Medics discover pioneering treatment for Covid lung scarring

Medics discover pioneering treatment for Covid lung scarring using a transfusion of a patient’s own blood

  • NHS medics hope treatment will restore most people to normal lung function
  • Hundreds of thousands could benefit from work of team at hospital in London
  • Scarring of inner surface of the lung affects organ’s ability to function normally
  • Treatment involves taking blood bag from patient in same way as donating blood

Covid-19 survivors who have been left with severe lung damage might be cured by an infusion of their own blood cells.

Top NHS medics hope the pioneering treatment will restore most people to normal lung function by destroying scarring that leaves them struggling to breathe.

It is estimated that hundreds of thousands of people could benefit from the work of a team at Guy’s and St Thomas’s Hospital, in London.

As many as two per cent of all coronavirus patients will have suffered a degree of ‘fibrotic’ lung scarring.

Discovery: Surgeon Ashish Patel, pictured above, who made the breakthrough with Bijan Modarai, vascular surgeons at Guy’s and St Thomas’s

Scarring of the inner surface of the lung affects the organ’s ability to function normally, reducing the amount of oxygen that can be absorbed.

The treatment involves taking a bag of blood from the patient in the same way as a person donates blood.

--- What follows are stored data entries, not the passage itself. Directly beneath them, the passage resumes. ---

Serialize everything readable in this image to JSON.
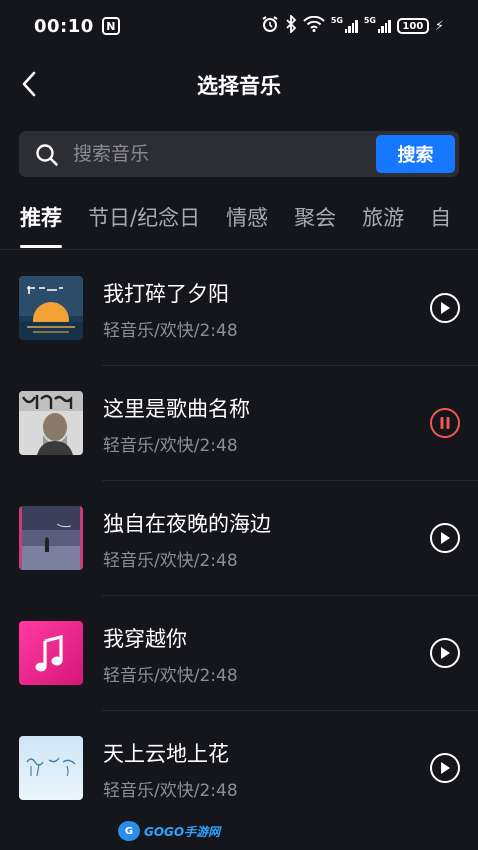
{
  "status_bar": {
    "time": "00:10",
    "nfc": "N",
    "signal_1": "5G",
    "signal_2": "5G",
    "battery": "100"
  },
  "header": {
    "title": "选择音乐",
    "back_icon": "chevron-left-icon"
  },
  "search": {
    "placeholder": "搜索音乐",
    "button_label": "搜索",
    "icon": "search-icon",
    "accent": "#1677ff"
  },
  "tabs": [
    {
      "label": "推荐",
      "active": true
    },
    {
      "label": "节日/纪念日",
      "active": false
    },
    {
      "label": "情感",
      "active": false
    },
    {
      "label": "聚会",
      "active": false
    },
    {
      "label": "旅游",
      "active": false
    },
    {
      "label": "自",
      "active": false
    }
  ],
  "songs": [
    {
      "title": "我打碎了夕阳",
      "meta": "轻音乐/欢快/2:48",
      "state": "play",
      "cover": "sunset-cover"
    },
    {
      "title": "这里是歌曲名称",
      "meta": "轻音乐/欢快/2:48",
      "state": "pause",
      "cover": "portrait-cover"
    },
    {
      "title": "独自在夜晚的海边",
      "meta": "轻音乐/欢快/2:48",
      "state": "play",
      "cover": "night-sea-cover"
    },
    {
      "title": "我穿越你",
      "meta": "轻音乐/欢快/2:48",
      "state": "play",
      "cover": "music-note-cover"
    },
    {
      "title": "天上云地上花",
      "meta": "轻音乐/欢快/2:48",
      "state": "play",
      "cover": "sky-cover"
    }
  ],
  "colors": {
    "background": "#15151c",
    "playing_accent": "#ee5a4f"
  },
  "watermark": {
    "logo_text": "G",
    "text": "GOGO手游网"
  }
}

It is then spun in a lab to separate a type of white blood called a macrophage.

Then it is infused back into the patient. Phage is Greek for eating and doctors hope macrophages will gobble up the scarring.

So far, only five patients have been treated. One was Mike Salmon, 63, from London, who contracted Covid in March 2020. He spent almost three months at Guy’s and St Thomas’s including five weeks on a ventilator.

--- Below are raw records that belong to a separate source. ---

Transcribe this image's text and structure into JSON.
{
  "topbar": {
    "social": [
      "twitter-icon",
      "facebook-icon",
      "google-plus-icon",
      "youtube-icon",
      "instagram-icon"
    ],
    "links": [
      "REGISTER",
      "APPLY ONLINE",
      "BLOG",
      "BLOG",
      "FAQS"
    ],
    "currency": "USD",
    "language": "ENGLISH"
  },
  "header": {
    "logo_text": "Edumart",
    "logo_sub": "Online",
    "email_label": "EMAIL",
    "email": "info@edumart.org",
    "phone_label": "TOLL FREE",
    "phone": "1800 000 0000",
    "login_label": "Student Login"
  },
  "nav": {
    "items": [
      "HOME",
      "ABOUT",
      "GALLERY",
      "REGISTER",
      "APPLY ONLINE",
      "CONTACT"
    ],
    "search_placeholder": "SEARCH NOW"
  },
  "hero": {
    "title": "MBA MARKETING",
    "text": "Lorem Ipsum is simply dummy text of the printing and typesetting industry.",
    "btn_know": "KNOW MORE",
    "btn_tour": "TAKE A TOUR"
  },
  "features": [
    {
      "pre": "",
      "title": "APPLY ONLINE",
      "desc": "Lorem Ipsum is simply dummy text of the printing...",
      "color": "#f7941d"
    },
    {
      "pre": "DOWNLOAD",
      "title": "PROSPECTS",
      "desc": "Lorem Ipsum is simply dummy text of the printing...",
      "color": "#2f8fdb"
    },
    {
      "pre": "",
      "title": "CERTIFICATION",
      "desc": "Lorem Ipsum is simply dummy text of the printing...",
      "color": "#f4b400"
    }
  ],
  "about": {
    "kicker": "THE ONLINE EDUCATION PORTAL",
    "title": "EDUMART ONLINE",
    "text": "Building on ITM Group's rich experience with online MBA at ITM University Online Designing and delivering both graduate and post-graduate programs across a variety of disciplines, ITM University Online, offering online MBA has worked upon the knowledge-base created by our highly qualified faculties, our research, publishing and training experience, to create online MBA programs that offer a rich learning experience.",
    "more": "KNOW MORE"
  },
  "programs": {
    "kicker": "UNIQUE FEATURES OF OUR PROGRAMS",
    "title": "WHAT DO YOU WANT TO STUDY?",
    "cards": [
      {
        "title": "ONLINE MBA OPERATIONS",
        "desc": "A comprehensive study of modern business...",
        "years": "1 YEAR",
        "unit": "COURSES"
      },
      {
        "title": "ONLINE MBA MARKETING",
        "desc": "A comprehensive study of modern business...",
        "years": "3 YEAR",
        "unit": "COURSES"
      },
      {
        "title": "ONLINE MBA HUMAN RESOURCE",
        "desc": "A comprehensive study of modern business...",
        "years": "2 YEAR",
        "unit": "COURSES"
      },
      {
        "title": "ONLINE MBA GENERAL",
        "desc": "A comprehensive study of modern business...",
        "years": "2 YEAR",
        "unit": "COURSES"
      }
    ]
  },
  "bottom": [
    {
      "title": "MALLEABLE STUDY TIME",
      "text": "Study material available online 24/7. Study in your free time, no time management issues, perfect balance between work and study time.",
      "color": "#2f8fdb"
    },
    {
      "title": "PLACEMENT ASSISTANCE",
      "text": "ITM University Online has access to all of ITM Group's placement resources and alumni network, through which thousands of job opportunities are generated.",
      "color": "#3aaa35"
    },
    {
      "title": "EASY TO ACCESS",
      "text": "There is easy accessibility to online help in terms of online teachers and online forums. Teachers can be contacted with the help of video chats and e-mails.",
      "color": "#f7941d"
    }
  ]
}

Scarring of the inner surface of the lung affects the organ’s ability to function normally, reducing the amount of oxygen that can be absorbed (file photo)

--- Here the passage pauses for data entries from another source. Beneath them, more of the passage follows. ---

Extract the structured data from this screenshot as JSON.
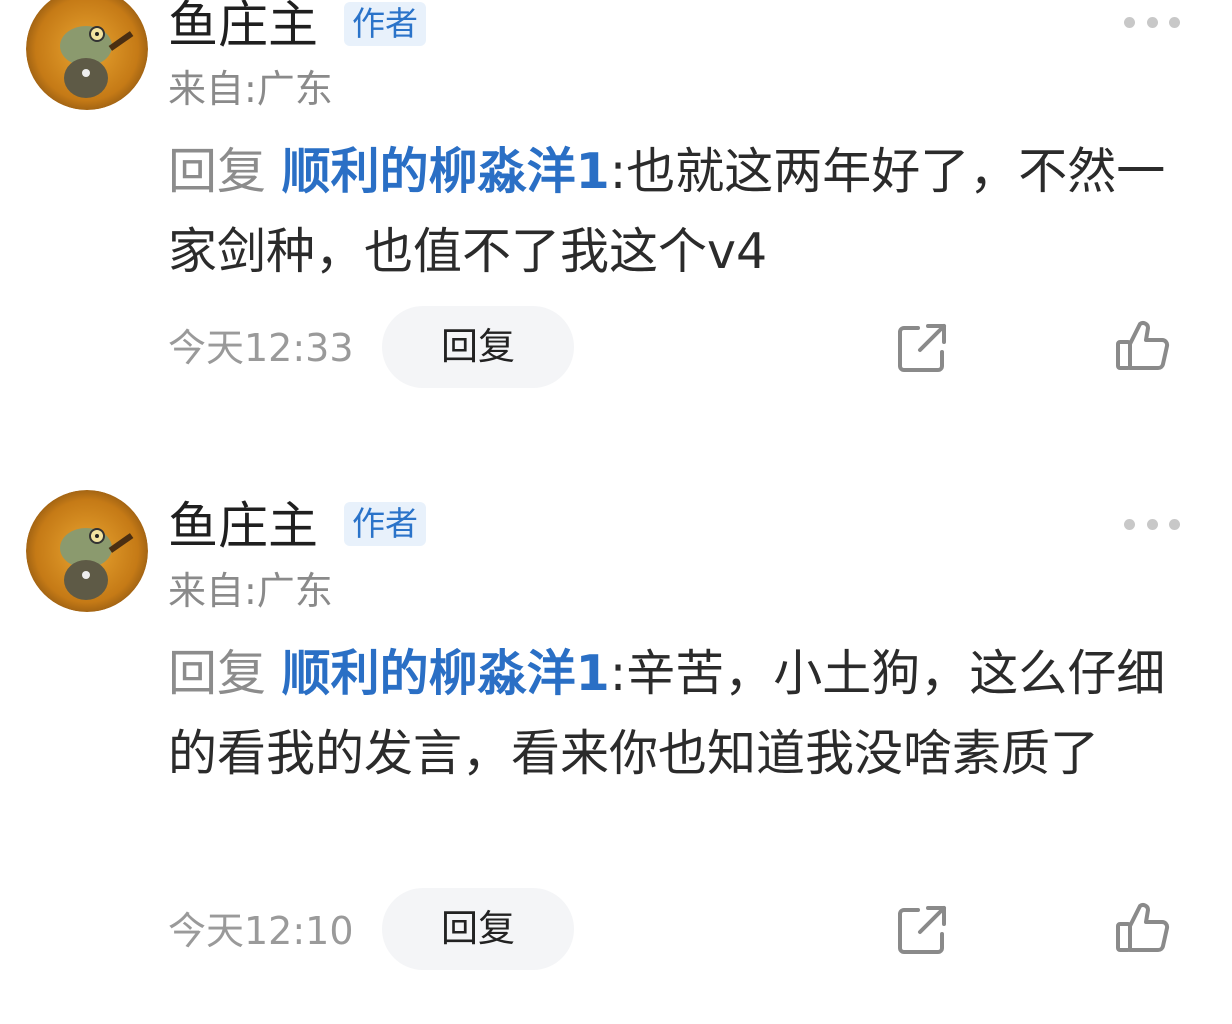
{
  "comments": [
    {
      "author": "鱼庄主",
      "badge": "作者",
      "location": "来自:广东",
      "reply_prefix": "回复",
      "mention": "顺利的柳淼洋1",
      "separator": ":",
      "text": "也就这两年好了，不然一家剑种，也值不了我这个v4",
      "time": "今天12:33",
      "reply_label": "回复"
    },
    {
      "author": "鱼庄主",
      "badge": "作者",
      "location": "来自:广东",
      "reply_prefix": "回复",
      "mention": "顺利的柳淼洋1",
      "separator": ":",
      "text": "辛苦，小土狗，这么仔细的看我的发言，看来你也知道我没啥素质了",
      "time": "今天12:10",
      "reply_label": "回复"
    }
  ],
  "icons": {
    "more": "more-dots-icon",
    "share": "share-icon",
    "like": "thumbs-up-icon"
  },
  "colors": {
    "mention": "#2a6fc5",
    "badge_bg": "#e8f1fb",
    "badge_text": "#2a73c9",
    "muted": "#8a8a8a"
  }
}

The scarring of his lungs has left him with only 60 per cent lung function.

Doctors are optimistic that the new treatment of macrophages will restore lung function back to normal. 

It is not yet clear if several infusions of blood cells will be needed or if one will be sufficient. A larger NHS trial will establish how many cells might be needed to make the treatment effective.

The breakthrough has been made by Ashish Patel and Bijan Modarai, vascular surgeons at Guy’s and St Thomas’s, who said: ‘Long Covid is emerging as a major health problem, with a significant number of patients remaining symptomatic because of fibrotic lung scarring they have sustained after contracting the infection.’